Battery life isn’t quite as good as the Nocobot, at about 3 hours in my testing. The QCY Q26 comes with a micro USB cable for charging, and it plugs into a port on the other side of the earbud from the button. The port has a cover that’s devilishly hard to open; I can get it open only with the sharp point of a safety pin.
Controlling the QCY Q26 is almost identical to the Nocobot, with a long press to put it into pairing mode, shorter presses to turn it on and off, quick presses to control audio or answer/hang up calls, and double presses to redial the last number. The audio feedback is similar too, though it doesn’t seem to talk in Chinese.
Audio quality in comparison with the Nocobot is both better and worse. The QCY Q26 has a bit more oomph, and when Josh and I tested the microphone quality, he reported that it was a little better, but still reminiscent of AM radio. The rubber ear tip does block more ambient noise too. However, music sounded a bit muddier, and at least in my test unit, there’s a quiet background hiss. You don’t hear it when audio is playing at any significant volume, but it’s noticeable when the volume is very low or off. Plus, when I tried to use it while running with my iPhone in a waist belt, audio cut in and out enough that I stopped and swapped it for the Nocobot. It was fine when I used it to listen to music while standing at my desk, however.
Making a Choice — I won’t pretend that either of these earbuds is anywhere near as good as Apple’s AirPods. Their Bluetooth pairing can be annoying, audio quality isn’t as good, battery life is shorter, it’s more difficult to plug in their charging cables, their microphone quality is weak, and neither supports Siri or voice commands. And heck, you only get one, something that AirPods allow but don’t require.
But these earbuds are so cheap that you may not care. I wrote this while at the ASMC Summit, a conference for independent Apple resellers, and when I showed these two little earbuds to one attendee, he said that he didn’t even bring his AirPods to the conference for fear of losing them. Just as the best digital camera is the one in your pocket, the best earbud is the one you have with you.

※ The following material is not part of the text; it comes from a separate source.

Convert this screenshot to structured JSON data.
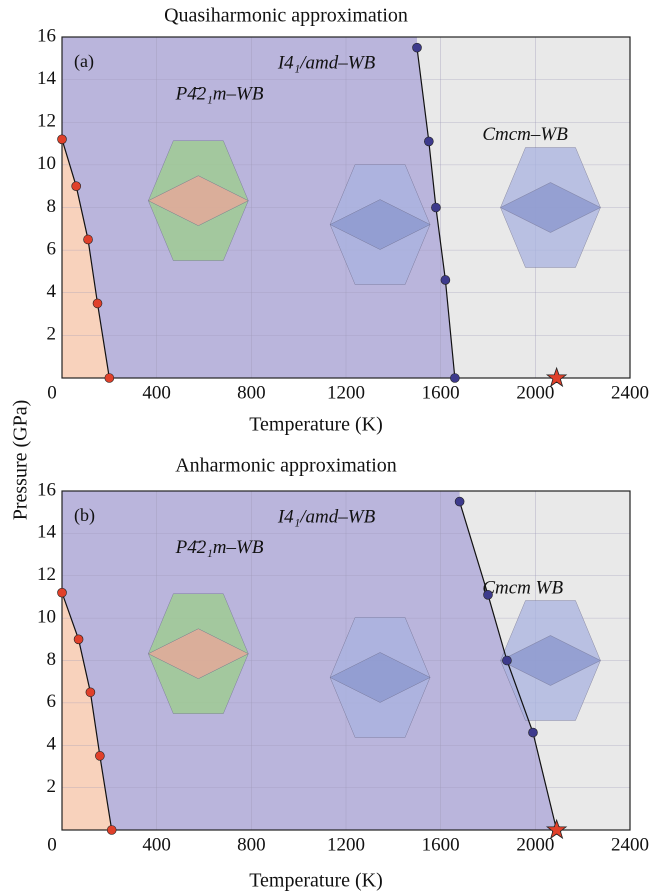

Also, I’m talking about a category that contains much more than these two entrants. When you search for “Bluetooth earbud” on Amazon, you’ll see a variety of comparable products with slightly different industrial designs that you might find more compelling. Some are as cheap as $5, and there’s no reason I can see to spend more than $20 given how similar they look. I wouldn’t expect any of them to last for all that long, and they’d be easy to lose, but a super low price makes up for a lot of sins.
My friend Rob, who got me started with these earbuds a year ago, tells me that he has since bought eight more, four of which he’s given away to family and friends. Of those he kept, he lost two and one broke, but at $7 each, he doesn’t feel bad about it.
So hey, if you’re looking for a cheap wireless audio solution for one ear, give one of these earbuds a try. It’s not a big investment if it doesn’t work, and you might be pleasantly surprised.